Maurice Carter, who became a leading Christchurch builder, property developer, local government politician and philanthropist, died yesterday. He was 93.

The quiet, modest Carter has been described as "a city father" and his family as "a political dynasty".

As founder and head of the Carter Group, he built hundreds of houses in the 1950s and 60s, many of them in Bryndwr and Burnside.

His ethic of hard work and perfectionism was so evident in his buildings that real estate firms still use the label "Maurice Carter home" as a recommendation in their advertising.

Carter was a city councillor from 1956 to 1989 and deputy mayor for the last six of those years. He was then a Canterbury regional councillor for six years, having sat also on the former Christchurch Drainage Board, Regional Planning Authority and Canterbury United Council.
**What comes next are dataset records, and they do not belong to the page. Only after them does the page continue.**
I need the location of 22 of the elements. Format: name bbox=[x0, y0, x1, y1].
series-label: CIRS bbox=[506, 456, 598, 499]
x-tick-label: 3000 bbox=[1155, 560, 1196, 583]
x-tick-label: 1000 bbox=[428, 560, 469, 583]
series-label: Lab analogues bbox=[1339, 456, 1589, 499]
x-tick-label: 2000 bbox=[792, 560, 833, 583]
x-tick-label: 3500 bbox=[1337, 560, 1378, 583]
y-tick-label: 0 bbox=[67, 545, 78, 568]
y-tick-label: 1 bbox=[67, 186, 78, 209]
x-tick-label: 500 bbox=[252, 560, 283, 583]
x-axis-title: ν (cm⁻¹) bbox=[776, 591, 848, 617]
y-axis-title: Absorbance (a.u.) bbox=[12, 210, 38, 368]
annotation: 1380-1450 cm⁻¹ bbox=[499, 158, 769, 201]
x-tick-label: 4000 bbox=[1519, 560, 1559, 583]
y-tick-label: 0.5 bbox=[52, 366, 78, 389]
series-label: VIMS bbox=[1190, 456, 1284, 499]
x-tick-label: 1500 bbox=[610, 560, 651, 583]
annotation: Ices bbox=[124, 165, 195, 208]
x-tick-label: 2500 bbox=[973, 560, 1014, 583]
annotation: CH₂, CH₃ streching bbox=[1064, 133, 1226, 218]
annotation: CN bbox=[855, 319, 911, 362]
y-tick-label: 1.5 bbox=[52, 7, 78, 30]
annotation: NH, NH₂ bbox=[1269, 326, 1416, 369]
Son Philip and grandson Tim have followed him on to the city council. Another son, David, is Minister of Agriculture.

Born in Bradford, Yorkshire, Carter did a carpentry apprenticeship before coming to New Zealand in 1938.

He enlisted for service in World War II but was "manpowered" to work on army buildings at Burnham and Weedons, near Christchurch.
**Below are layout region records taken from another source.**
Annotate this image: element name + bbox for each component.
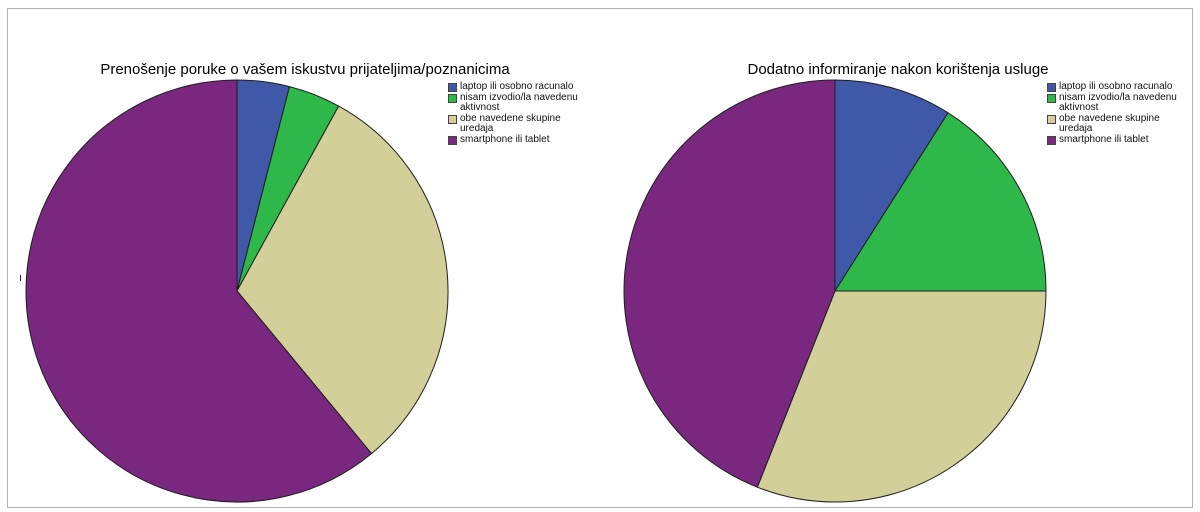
legend-item-laptop: laptop ili osobno racunalo	[448, 82, 588, 92]
legend-label: laptop ili osobno racunalo	[460, 81, 574, 92]
pie-chart-left: Prenošenje poruke o vašem iskustvu prija…	[8, 9, 608, 509]
legend: laptop ili osobno racunalo nisam izvodio…	[448, 82, 588, 146]
legend-swatch	[448, 115, 457, 124]
chart-title: Dodatno informiranje nakon korištenja us…	[747, 61, 1049, 78]
legend-item-laptop: laptop ili osobno racunalo	[1047, 82, 1187, 92]
pie-slice-obe	[756, 290, 1047, 503]
legend-swatch	[1047, 115, 1056, 124]
legend-swatch	[448, 94, 457, 103]
legend-label: smartphone ili tablet	[460, 134, 550, 145]
legend-item-obe: obe navedene skupine uredaja	[448, 114, 588, 134]
pie-chart-right: Dodatno informiranje nakon korištenja us…	[608, 9, 1194, 509]
legend-swatch	[1047, 94, 1056, 103]
pie-slice-smartphone	[623, 79, 836, 488]
axis-tick-mark	[20, 275, 21, 281]
legend-swatch	[1047, 83, 1056, 92]
legend-label: nisam izvodio/la navedenu aktivnost	[460, 92, 578, 113]
legend-label: obe navedene skupine uredaja	[1059, 113, 1160, 134]
legend-swatch	[448, 83, 457, 92]
legend-label: smartphone ili tablet	[1059, 134, 1149, 145]
legend-swatch	[448, 136, 457, 145]
legend-label: laptop ili osobno racunalo	[1059, 81, 1173, 92]
chart-title: Prenošenje poruke o vašem iskustvu prija…	[100, 61, 510, 78]
legend-item-smartphone: smartphone ili tablet	[448, 135, 588, 145]
legend-item-obe: obe navedene skupine uredaja	[1047, 114, 1187, 134]
pie-slice-laptop	[834, 79, 949, 293]
legend-item-nisam: nisam izvodio/la navedenu aktivnost	[1047, 93, 1187, 113]
legend-item-nisam: nisam izvodio/la navedenu aktivnost	[448, 93, 588, 113]
pie-slice-nisam	[834, 112, 1047, 292]
pie-chart-svg	[623, 79, 1047, 503]
legend-label: nisam izvodio/la navedenu aktivnost	[1059, 92, 1177, 113]
legend-item-smartphone: smartphone ili tablet	[1047, 135, 1187, 145]
pie-chart-svg	[25, 79, 449, 503]
chart-frame: Prenošenje poruke o vašem iskustvu prija…	[7, 8, 1193, 508]
legend-label: obe navedene skupine uredaja	[460, 113, 561, 134]
pie-slice-smartphone	[25, 79, 373, 503]
pie-slice-obe	[236, 105, 449, 455]
legend: laptop ili osobno racunalo nisam izvodio…	[1047, 82, 1187, 146]
legend-swatch	[1047, 136, 1056, 145]
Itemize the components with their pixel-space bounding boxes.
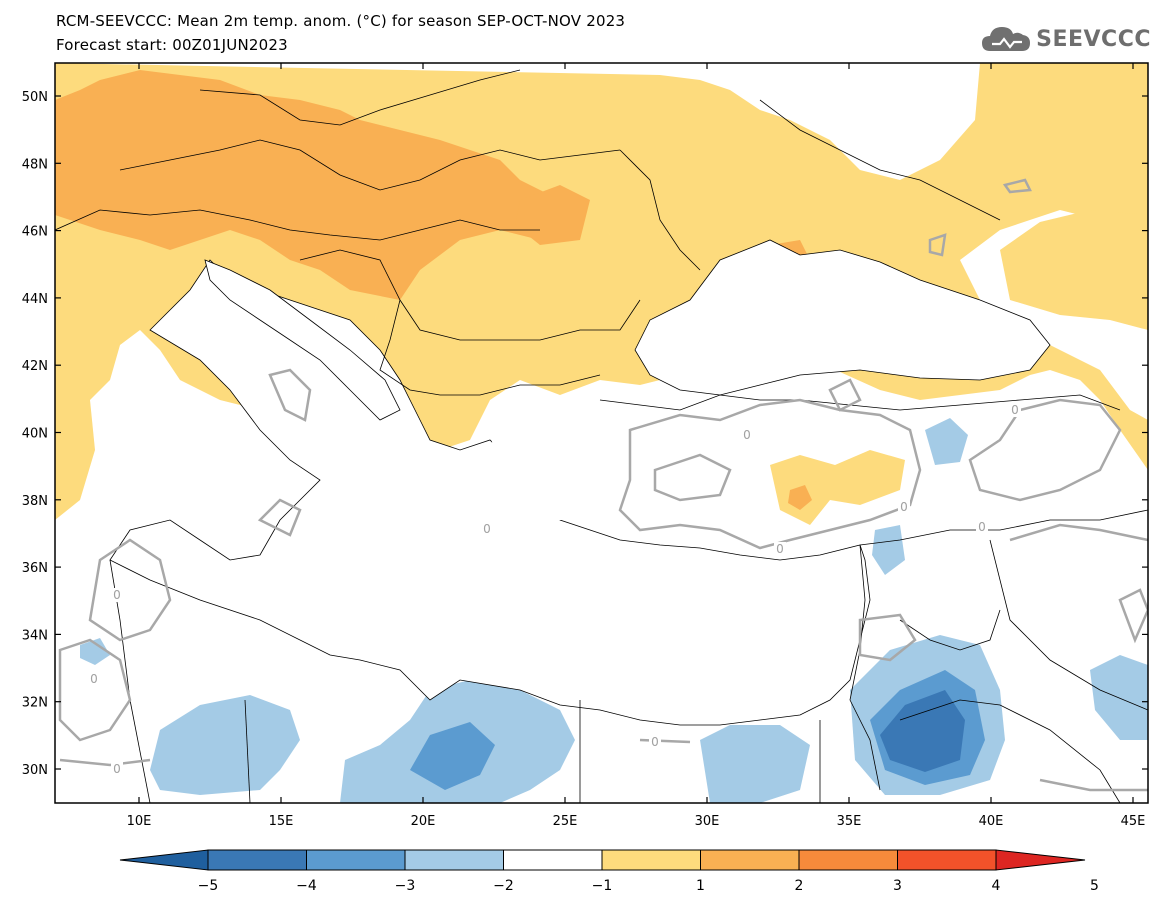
warm-anomaly-region-central-asia: [1000, 210, 1148, 330]
longitude-label: 20E: [411, 814, 436, 829]
longitude-label: 30E: [695, 814, 720, 829]
latitude-label: 44N: [22, 292, 48, 307]
seevccc-logo: SEEVCCC: [980, 22, 1151, 56]
colorbar-label: −4: [296, 878, 317, 894]
zero-contours: [58, 178, 1148, 792]
longitude-label: 40E: [979, 814, 1004, 829]
contour-labels: 0 0 0 0 0 0 0 0 0 0: [88, 403, 1021, 776]
longitude-label: 25E: [553, 814, 578, 829]
colorbar-segment: [119, 849, 209, 871]
latitude-label: 38N: [22, 494, 48, 509]
colorbar-segment: [503, 849, 603, 871]
logo-text: SEEVCCC: [1036, 26, 1151, 52]
contour-label: 0: [483, 522, 491, 536]
colorbar-label: −5: [198, 878, 219, 894]
cold-anomaly-patch-algeria: [80, 638, 110, 665]
colorbar-segment: [897, 849, 997, 871]
latitude-label: 48N: [22, 157, 48, 172]
cold-anomaly-patch-syria: [872, 525, 905, 575]
latitude-label: 32N: [22, 696, 48, 711]
contour-label: 0: [1011, 403, 1019, 417]
cold-anomaly-region-egypt: [700, 725, 810, 803]
latitude-label: 42N: [22, 359, 48, 374]
latitude-label: 50N: [22, 90, 48, 105]
cold-anomaly-region-libya-west: [150, 695, 300, 795]
colorbar-label: −1: [592, 878, 613, 894]
cold-anomaly-core-libya: [410, 722, 495, 790]
latitude-label: 34N: [22, 628, 48, 643]
cold-anomaly-core-jordan: [880, 690, 965, 772]
longitude-label: 35E: [837, 814, 862, 829]
colorbar-label: 5: [1090, 878, 1099, 894]
contour-label: 0: [978, 520, 986, 534]
cold-anomaly-patch-turkey-east: [925, 418, 968, 465]
black-sea: [634, 239, 1051, 396]
colorbar-label: 4: [992, 878, 1001, 894]
aegean-sea: [490, 400, 620, 520]
contour-label: 0: [113, 762, 121, 776]
longitude-axis: 10E 15E 20E 25E 30E 35E 40E 45E: [127, 63, 1146, 829]
contour-label: 0: [90, 672, 98, 686]
adriatic-sea: [204, 259, 401, 421]
cloud-icon: [982, 27, 1031, 51]
colorbar-segment: [700, 849, 800, 871]
latitude-label: 46N: [22, 225, 48, 240]
contour-label: 0: [776, 542, 784, 556]
colorbar-label: 2: [795, 878, 804, 894]
colorbar-segment: [404, 849, 504, 871]
colorbar-label: −3: [395, 878, 416, 894]
contour-label: 0: [651, 735, 659, 749]
mediterranean-sea: [109, 259, 871, 726]
forecast-start-label: Forecast start: 00Z01JUN2023: [56, 36, 288, 54]
longitude-label: 10E: [127, 814, 152, 829]
warm-anomaly-patch-turkey-core: [788, 485, 812, 510]
colorbar-segment: [995, 849, 1086, 871]
colorbar-label: −2: [493, 878, 514, 894]
latitude-label: 36N: [22, 561, 48, 576]
latitude-label: 40N: [22, 427, 48, 442]
map-fill-layer: [55, 63, 1148, 803]
latitude-axis: 50N 48N 46N 44N 42N 40N 38N 36N 34N 32N 30N: [22, 90, 1148, 778]
colorbar-segment: [601, 849, 701, 871]
longitude-label: 45E: [1121, 814, 1146, 829]
map-title: RCM-SEEVCCC: Mean 2m temp. anom. (°C) fo…: [56, 12, 626, 30]
colorbar: −5 −4 −3 −2 −1 1 2 3 4 5: [119, 849, 1099, 894]
contour-label: 0: [900, 500, 908, 514]
warm-anomaly-core-central-europe: [55, 70, 570, 300]
colorbar-segment: [207, 849, 307, 871]
contour-label: 0: [743, 428, 751, 442]
colorbar-label: 1: [696, 878, 705, 894]
colorbar-label: 3: [893, 878, 902, 894]
colorbar-segment: [798, 849, 898, 871]
longitude-label: 15E: [269, 814, 294, 829]
country-borders: [55, 69, 1148, 803]
latitude-label: 30N: [22, 763, 48, 778]
contour-label: 0: [113, 588, 121, 602]
colorbar-segment: [306, 849, 406, 871]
He married Merle Cunningham in 1942 and they had five children.

Carter launched his company in 1946 and it became a leading construction firm during the post-war housing boom.

His company later branched out into property development and hotel management. He continued to guide the company well into his 80s.

Carter and his wife established the Maurice R Carter Charitable Trust, into which they vested a block of shops they owned in Bryndwr. The trust makes annual grants to charitable causes.

The Carters also supported educational, nursing, cultural and church organisations. Merle Carter died in 2008.